Peter Spilsbury adds some stories about the cinemas in the town.
The Pavilion – my dad used to tell me how they used to be admitted by giving in a jam jar.
The Regent – as a theatre it was known as the “Blood Tub” on account of the murder plays they presented there.
The Queens – the 4d seats were wooden with no backrest.
The Cameo – same priced seats were orange boxes with a plank across (only one row).
From the age of seven we used to go to the Saturday morning matinee for 6d (2½p). Usually the Odeon. We only had a shilling (5p) pocket money and it was 6d in each cinema, so in the summer we would often walk to town from Penketh, see the Saturday film, walk home, have dinner, and then walk back to either the Palace or Cameo and walk home again. We did not seem to have much use for money during the week then. (Peter)
Do you remember watching these films in the cinema?
Photo © Peter Spilsbury
On THE PREMIER in Latchford, D. Williams writes:
My parents used to run this picture house for as long as I can remember. My dad was the projectionist and my mum was the cashier. I, of course, got in for free. It was a sad day when it shut down.
Regarding Lymm’s DRILL HALL CINEMA, Kathy writes:
The list of cinemas reminded me of when I was first married in 1965 and lived in Lymm for a couple of years. I got a job in the “potato works” …… formerly the DRILL HALL CINEMA. The job was to take out the eyes on peeled potatoes which came along a conveyor belt with water constantly running over them. They were then packed up and sent off to chip shops, cafes etc. It was a horrible job which meant you were constantly standing in water, suffered chapped hands and always felt wet and cold. Don’t need to tell you that I didn’t stay there for very long. The potato works in the old Lymm cinema was affectionately called THE EYE HOSPITAL ….. get it?

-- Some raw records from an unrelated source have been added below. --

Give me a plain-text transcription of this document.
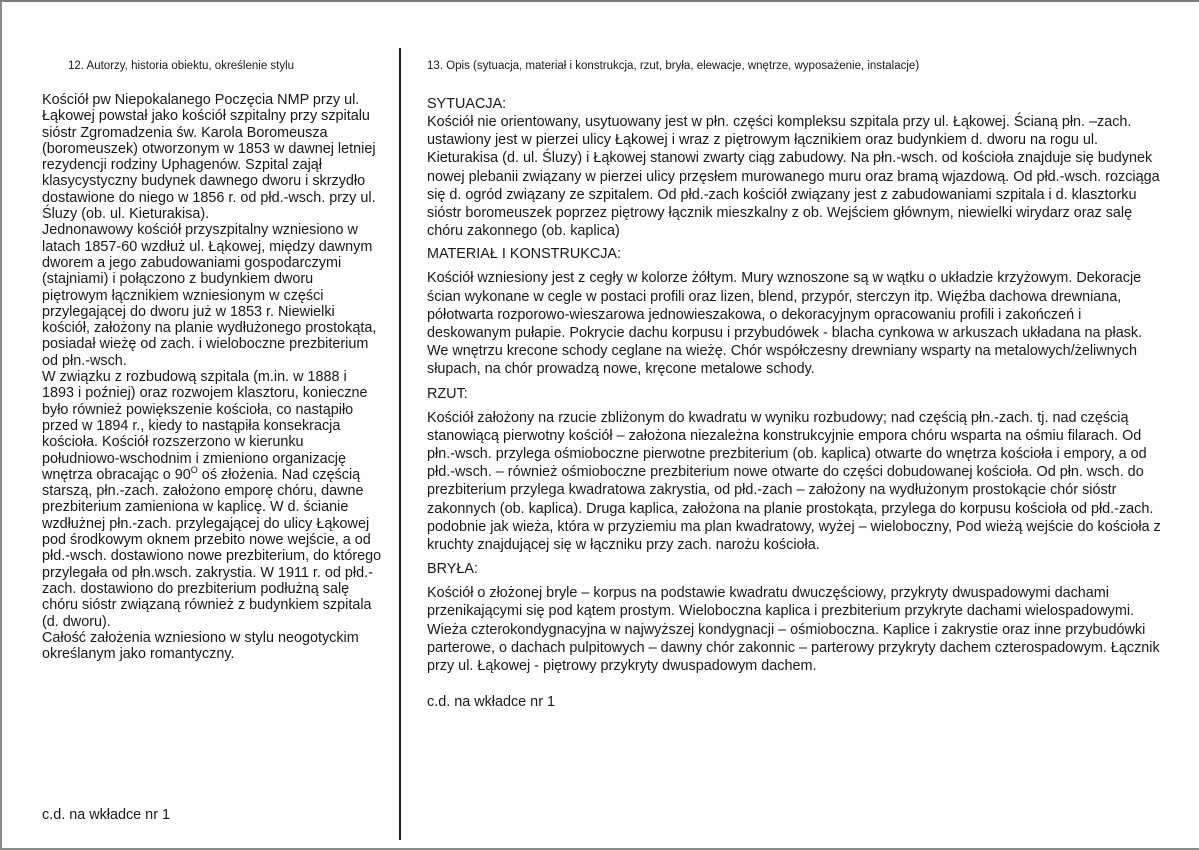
12. Autorzy, historia obiektu, określenie stylu

Kościół pw Niepokalanego Poczęcia NMP przy ul. Łąkowej powstał jako kościół szpitalny przy szpitalu sióstr Zgromadzenia św. Karola Boromeusza (boromeuszek) otworzonym w 1853 w dawnej letniej rezydencji rodziny Uphagenów. Szpital zajął klasycystyczny budynek dawnego dworu i skrzydło dostawione do niego w 1856 r. od płd.-wsch. przy ul. Śluzy (ob. ul. Kieturakisa).

Jednonawowy kościół przyszpitalny wzniesiono w latach 1857-60 wzdłuż ul. Łąkowej, między dawnym dworem a jego zabudowaniami gospodarczymi (stajniami) i połączono z budynkiem dworu piętrowym łącznikiem wzniesionym w części przylegającej do dworu już w 1853 r. Niewielki kościół, założony na planie wydłużonego prostokąta, posiadał wieżę od zach. i wieloboczne prezbiterium od płn.-wsch.

W związku z rozbudową szpitala (m.in. w 1888 i 1893 i poźniej) oraz rozwojem klasztoru, konieczne było również powiększenie kościoła, co nastąpiło przed w 1894 r., kiedy to nastąpiła konsekracja kościoła. Kościół rozszerzono w kierunku południowo-wschodnim i zmieniono organizację wnętrza obracając o $90^O$ oś złożenia. Nad częścią starszą, płn.-zach. założono emporę chóru, dawne prezbiterium zamieniona w kaplicę. W d. ścianie wzdłużnej płn.-zach. przylegającej do ulicy Łąkowej pod środkowym oknem przebito nowe wejście, a od płd.-wsch. dostawiono nowe prezbiterium, do którego przylegała od płn.wsch. zakrystia. W 1911 r. od płd.-zach. dostawiono do prezbiterium podłużną salę chóru sióstr związaną również z budynkiem szpitala (d. dworu).

Całość założenia wzniesiono w stylu neogotyckim określanym jako romantyczny.

c.d. na wkładce nr 1

13. Opis (sytuacja, materiał i konstrukcja, rzut, bryła, elewacje, wnętrze, wyposażenie, instalacje)

SYTUACJA:

Kościół nie orientowany, usytuowany jest w płn. części kompleksu szpitala przy ul. Łąkowej. Ścianą płn. –zach. ustawiony jest w pierzei ulicy Łąkowej i wraz z piętrowym łącznikiem oraz budynkiem d. dworu na rogu ul. Kieturakisa (d. ul. Śluzy) i Łąkowej stanowi zwarty ciąg zabudowy. Na płn.-wsch. od kościoła znajduje się budynek nowej plebanii związany w pierzei ulicy przęsłem murowanego muru oraz bramą wjazdową. Od płd.-wsch. rozciąga się d. ogród związany ze szpitalem. Od płd.-zach kościół związany jest z zabudowaniami szpitala i d. klasztorku sióstr boromeuszek poprzez piętrowy łącznik mieszkalny z ob. Wejściem głównym, niewielki wirydarz oraz salę chóru zakonnego (ob. kaplica)

MATERIAŁ I KONSTRUKCJA:

Kościół wzniesiony jest z cegły w kolorze żółtym. Mury wznoszone są w wątku o układzie krzyżowym. Dekoracje ścian wykonane w cegle w postaci profili oraz lizen, blend, przypór, sterczyn itp. Więźba dachowa drewniana, półotwarta rozporowo-wieszarowa jednowieszakowa, o dekoracyjnym opracowaniu profili i zakończeń i deskowanym pułapie. Pokrycie dachu korpusu i przybudówek - blacha cynkowa w arkuszach układana na płask. We wnętrzu krecone schody ceglane na wieżę. Chór współczesny drewniany wsparty na metalowych/żeliwnych słupach, na chór prowadzą nowe, kręcone metalowe schody.

RZUT:

Kościół założony na rzucie zbliżonym do kwadratu w wyniku rozbudowy; nad częścią płn.-zach. tj. nad częścią stanowiącą pierwotny kościół – założona niezależna konstrukcyjnie empora chóru wsparta na ośmiu filarach. Od płn.-wsch. przylega ośmioboczne pierwotne prezbiterium (ob. kaplica) otwarte do wnętrza kościoła i empory, a od płd.-wsch. – również ośmioboczne prezbiterium nowe otwarte do części dobudowanej kościoła. Od płn. wsch. do prezbiterium przylega kwadratowa zakrystia, od płd.-zach – założony na wydłużonym prostokącie chór sióstr zakonnych (ob. kaplica). Druga kaplica, założona na planie prostokąta, przylega do korpusu kościoła od płd.-zach. podobnie jak wieża, która w przyziemiu ma plan kwadratowy, wyżej – wieloboczny, Pod wieżą wejście do kościoła z kruchty znajdującej się w łączniku przy zach. narożu kościoła.

BRYŁA:

Kościół o złożonej bryle – korpus na podstawie kwadratu dwuczęściowy, przykryty dwuspadowymi dachami przenikającymi się pod kątem prostym. Wieloboczna kaplica i prezbiterium przykryte dachami wielospadowymi. Wieża czterokondygnacyjna w najwyższej kondygnacji – ośmioboczna. Kaplice i zakrystie oraz inne przybudówki parterowe, o dachach pulpitowych – dawny chór zakonnic – parterowy przykryty dachem czterospadowym. Łącznik przy ul. Łąkowej - piętrowy przykryty dwuspadowym dachem.

c.d. na wkładce nr 1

Gordon adds: That last bit reminds me of a Pompous Speech Contest I helped to judge in 1986 when one contender called his speech ‘Life Through The Eyes of a Potato!’ He didn’t win! Someone said my introduction to the event should have won. Perhaps I’ll publish the transcript one day.
Ken Lowe (Jake) writes:About 1943 we used to walk from Latchford to the STAR KINEMA, where we paid two pence for the front rows and three pence for the “superior” rear rows. On Saturday morning we impatiently queued up outside the front. There was a shop attached on the right which used to take jam jars and give you a halfpenny for each. On one occasion boys were going further round the back and taking jam jars previously brought in and stacked there, then going in the front and claiming their halfpennies. In the cinema it was like a riot, and the bottles (and pee) would roll down the steep slope to the front of the hall. A frightening figure called Billy would parade up and down the rows, threatening the audience. He had short hair, a uniform from which his red, bull neck burst out and his constant threats to the unruly mob were preceded by “Be quiet you little so and so’s.” Later on, as we became more “sophisticated” we went to the Grand and on occasion laughed at the unfortunates who leaned back too far in the “double” seats and the whole row would collapse.
On THE PAVILION on Lovely Lane, Tony Hackett writes: I think this was a Trident electrical store at one time, in the 1970’s at least. In 1973, I bought my first hi-fi from there, which was also my first major purchase after starting work. It was a Wharfedale Linton turntable/receiver/speakers set. I eventually sold it when I upgraded.